Zunächst mal kommte es darauf an, wie viel Urlaubsanspruch bis zum Ablauf der Kündigungsfrist entstanden ist. Davon zieht man dann den bereits genommenen Urlaub ab (ggf. unter Berücksichtigung von Urlaub aus Vorjahren), um auf den verbleibenden Urlaubsanspruch zu kommen:
1. Bisher entstandener Urlaubsanspruch: Zuerst braucht man den bis zum Ablauf der Kündigungsfrist entstanden Urlaub. Das hängt von den vertraglichen Vereinbarungen, Tarifvertrag und dem Bundesurlaubsgesetz ab.
- Der Mindest-Urlaubsanspruches wird im Bundesurlaubsgesetz (BUrlG) geregelt. Bei einer Fünftagewoche müssen es mindestens 20 Arbeitstage Urlaub sein. Entsprechend weniger, wenn man nur Teilzeit arbeitet.
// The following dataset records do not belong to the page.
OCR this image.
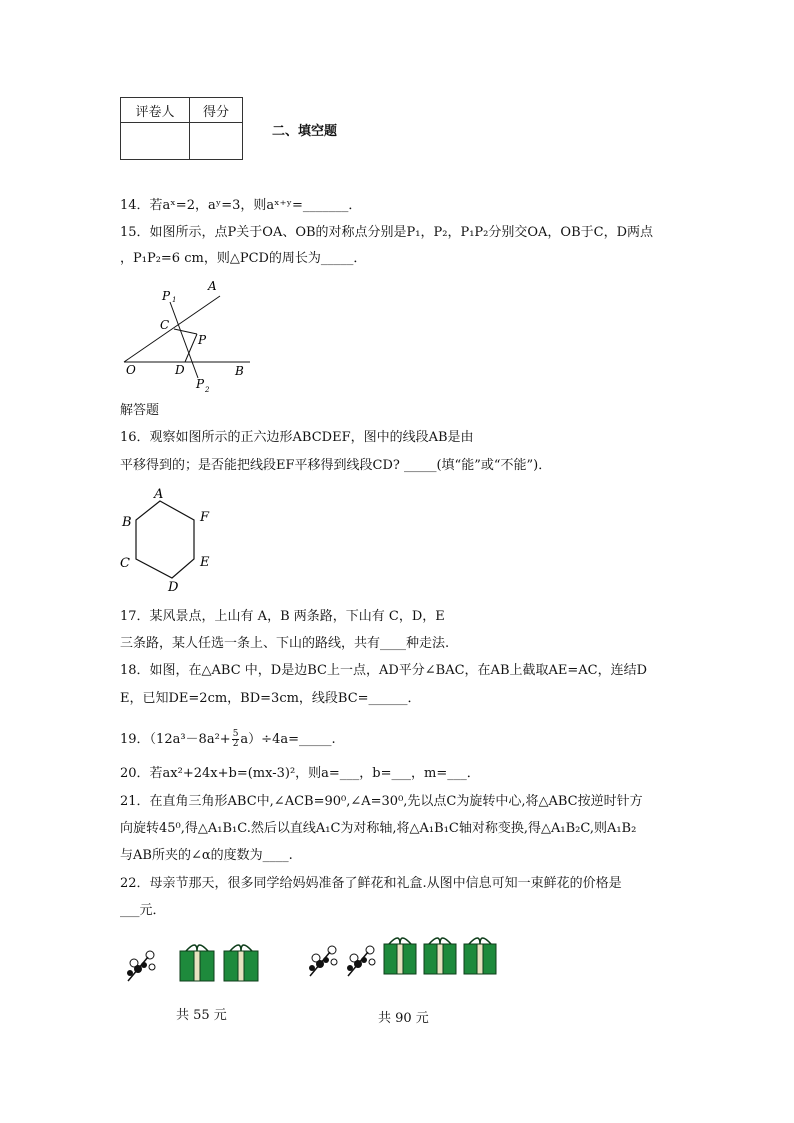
评卷人	得分

二、填空题
14．若aˣ=2，aʸ=3，则aˣ⁺ʸ=_______．
15．如图所示，点P关于OA、OB的对称点分别是P₁，P₂，P₁P₂分别交OA，OB于C，D两点
，P₁P₂=6 cm，则△PCD的周长为_____．
A
B
O
C
D
P
P 1
P 2
解答题
16．观察如图所示的正六边形ABCDEF，图中的线段AB是由
平移得到的；是否能把线段EF平移得到线段CD? _____(填“能”或“不能”)．
A
B
C
D
E
F
17．某风景点，上山有 A，B 两条路，下山有 C，D，E
三条路，某人任选一条上、下山的路线，共有____种走法.
18．如图，在△ABC 中，D是边BC上一点，AD平分∠BAC，在AB上截取AE=AC，连结D
E，已知DE=2cm，BD=3cm，线段BC=______．
19．（$12a^3-8a^2+ \frac{5}{2}$ a）÷4a=_____.
20．若ax²+24x+b=(mx-3)²，则a=___，b=___，m=___．
21．在直角三角形ABC中,∠ACB=90⁰,∠A=30⁰,先以点C为旋转中心,将△ABC按逆时针方
向旋转45⁰,得△A₁B₁C.然后以直线A₁C为对称轴,将△A₁B₁C轴对称变换,得△A₁B₂C,则A₁B₂
与AB所夹的∠α的度数为____.
22．母亲节那天，很多同学给妈妈准备了鲜花和礼盒.从图中信息可知一束鲜花的价格是
___元．
共 55 元	共 90 元
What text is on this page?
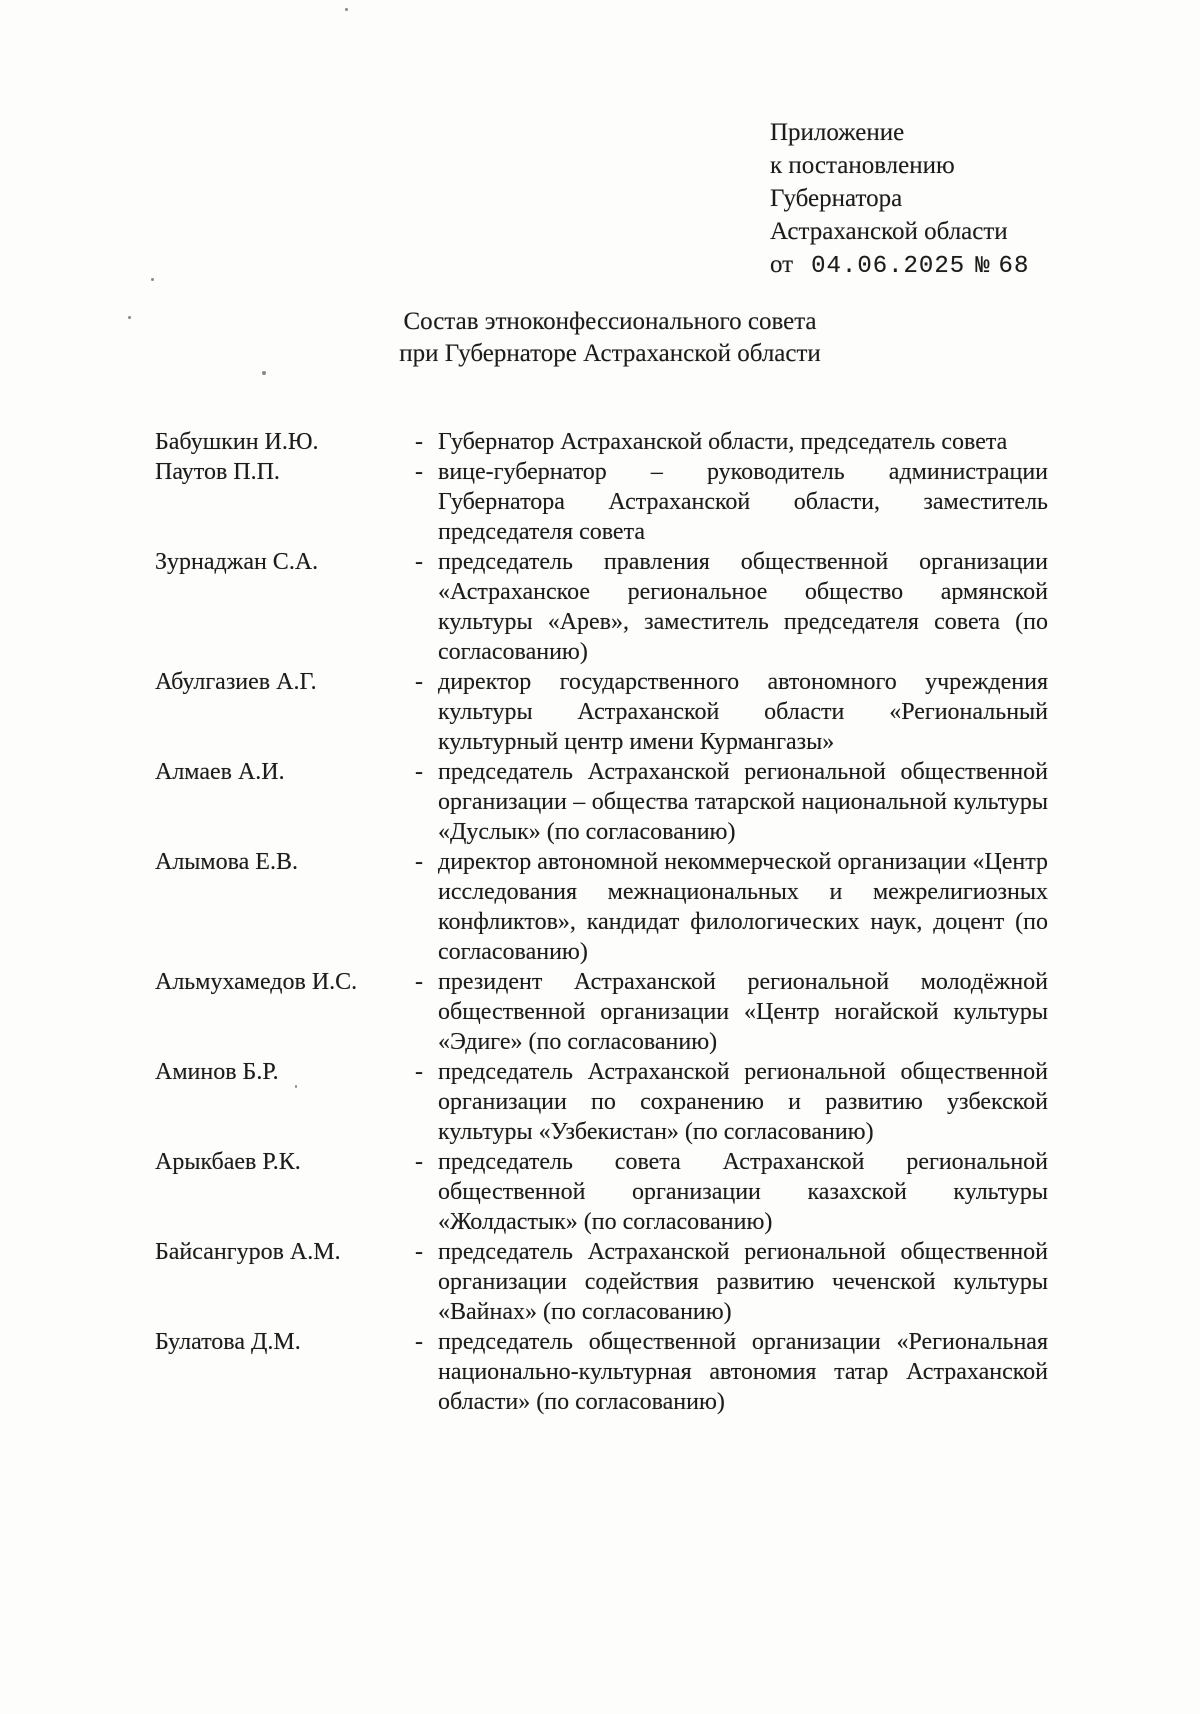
Приложение
к постановлению
Губернатора
Астраханской области
от 04.06.2025 № 68
Состав этноконфессионального совета
при Губернаторе Астраханской области
Бабушкин И.Ю.	- Губернатор Астраханской области, председатель совета
Паутов П.П.	- вице-губернатор – руководитель администрации Губернатора Астраханской области, заместитель председателя совета
Зурнаджан С.А.	- председатель правления общественной организации «Астраханское региональное общество армянской культуры «Арев», заместитель председателя совета (по согласованию)
Абулгазиев А.Г.	- директор государственного автономного учреждения культуры Астраханской области «Региональный культурный центр имени Курмангазы»
Алмаев А.И.	- председатель Астраханской региональной общественной организации – общества татарской национальной культуры «Дуслык» (по согласованию)
Алымова Е.В.	- директор автономной некоммерческой организации «Центр исследования межнациональных и межрелигиозных конфликтов», кандидат филологических наук, доцент (по согласованию)
Альмухамедов И.С.	- президент Астраханской региональной молодёжной общественной организации «Центр ногайской культуры «Эдиге» (по согласованию)
Аминов Б.Р.	- председатель Астраханской региональной общественной организации по сохранению и развитию узбекской культуры «Узбекистан» (по согласованию)
Арыкбаев Р.К.	- председатель совета Астраханской региональной общественной организации казахской культуры «Жолдастык» (по согласованию)
Байсангуров А.М.	- председатель Астраханской региональной общественной организации содействия развитию чеченской культуры «Вайнах» (по согласованию)
Булатова Д.М.	- председатель общественной организации «Региональная национально-культурная автономия татар Астраханской области» (по согласованию)
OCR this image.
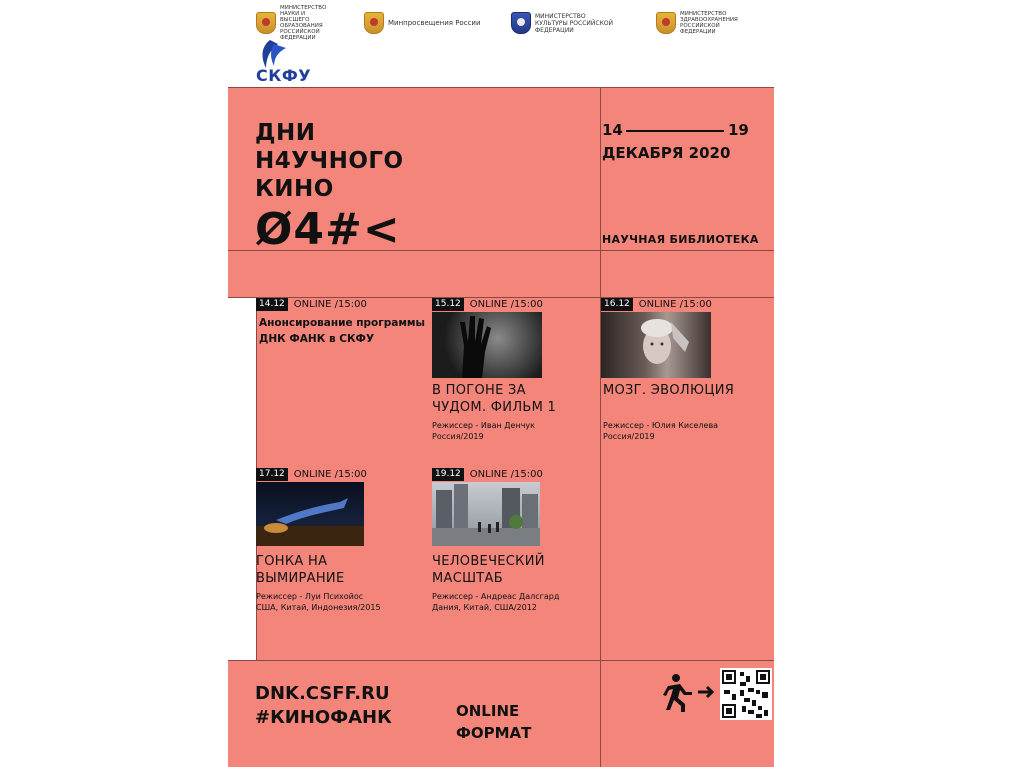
МИНИСТЕРСТВО НАУКИ И ВЫСШЕГО ОБРАЗОВАНИЯ РОССИЙСКОЙ ФЕДЕРАЦИИ
Минпросвещения России
МИНИСТЕРСТВО КУЛЬТУРЫ РОССИЙСКОЙ ФЕДЕРАЦИИ
МИНИСТЕРСТВО ЗДРАВООХРАНЕНИЯ РОССИЙСКОЙ ФЕДЕРАЦИИ
СКФУ
ДНИ
Н4УЧНОГО
КИНО
Ø4#<
14	19
ДЕКАБРЯ 2020
НАУЧНАЯ БИБЛИОТЕКА
14.12 ONLINE /15:00
Анонсирование программы
ДНК ФАНК в СКФУ
15.12 ONLINE /15:00
В ПОГОНЕ ЗА
ЧУДОМ. ФИЛЬМ 1
Режиссер - Иван Денчук
Россия/2019
16.12 ONLINE /15:00
МОЗГ. ЭВОЛЮЦИЯ
Режиссер - Юлия Киселева
Россия/2019
17.12 ONLINE /15:00
ГОНКА НА
ВЫМИРАНИЕ
Режиссер - Луи Психойос
США, Китай, Индонезия/2015
19.12 ONLINE /15:00
ЧЕЛОВЕЧЕСКИЙ
МАСШТАБ
Режиссер - Андреас Далсгард
Дания, Китай, США/2012
DNK.CSFF.RU
#КИНОФАНК	ONLINE
ФОРМАТ
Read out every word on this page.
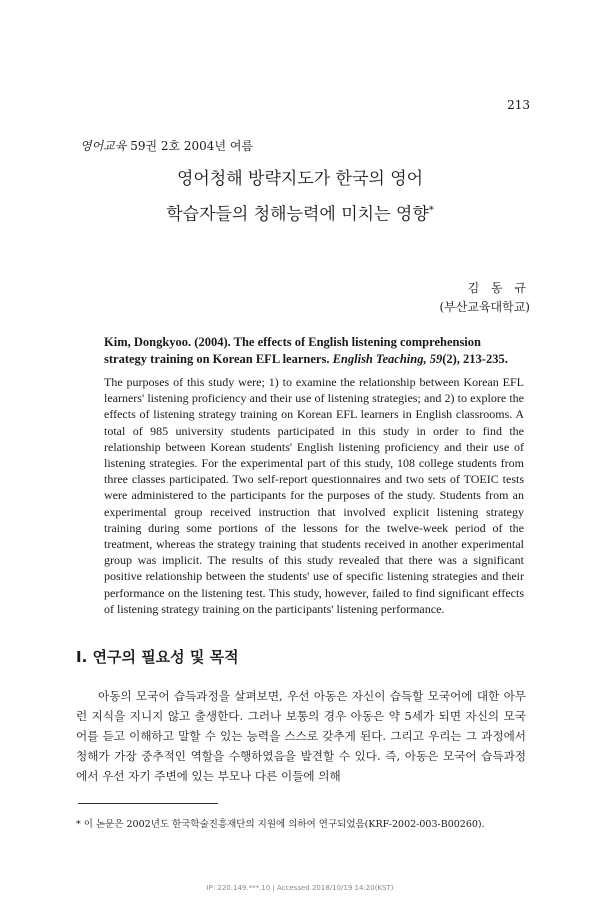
213
영어교육 59권 2호 2004년 여름
영어청해 방략지도가 한국의 영어
학습자들의 청해능력에 미치는 영향*
김 동 규
(부산교육대학교)
Kim, Dongkyoo. (2004). The effects of English listening comprehension strategy training on Korean EFL learners. English Teaching, 59(2), 213-235.
The purposes of this study were; 1) to examine the relationship between Korean EFL learners' listening proficiency and their use of listening strategies; and 2) to explore the effects of listening strategy training on Korean EFL learners in English classrooms. A total of 985 university students participated in this study in order to find the relationship between Korean students' English listening proficiency and their use of listening strategies. For the experimental part of this study, 108 college students from three classes participated. Two self-report questionnaires and two sets of TOEIC tests were administered to the participants for the purposes of the study. Students from an experimental group received instruction that involved explicit listening strategy training during some portions of the lessons for the twelve-week period of the treatment, whereas the strategy training that students received in another experimental group was implicit. The results of this study revealed that there was a significant positive relationship between the students' use of specific listening strategies and their performance on the listening test. This study, however, failed to find significant effects of listening strategy training on the participants' listening performance.
I. 연구의 필요성 및 목적
아동의 모국어 습득과정을 살펴보면, 우선 아동은 자신이 습득할 모국어에 대한 아무런 지식을 지니지 않고 출생한다. 그러나 보통의 경우 아동은 약 5세가 되면 자신의 모국어를 듣고 이해하고 말할 수 있는 능력을 스스로 갖추게 된다. 그리고 우리는 그 과정에서 청해가 가장 중추적인 역할을 수행하였음을 발견할 수 있다. 즉, 아동은 모국어 습득과정에서 우선 자기 주변에 있는 부모나 다른 이들에 의해
* 이 논문은 2002년도 한국학술진흥재단의 지원에 의하여 연구되었음(KRF-2002-003-B00260).
IP: 220.149.***.10 | Accessed 2018/10/19 14:20(KST)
- Das ist aber das absolute Minimum. In vielen Tarif- oder Arbeitsverträgen gewähren Arbeitgeber deutlich mehr (z.B. 30 Tage) Urlaub.
- Außerdem darf der Urlaub nach Gesetz eigentlich erst nach 6 Monaten im Unternehmen eingelöst werden. Wenn es während der „Probezeit“ Streitigkeiten zwischen Arbeitgeber und Arbeitnehmer gibt oder eine Kündigung ausgesprochen wird, kann das wichtig werden.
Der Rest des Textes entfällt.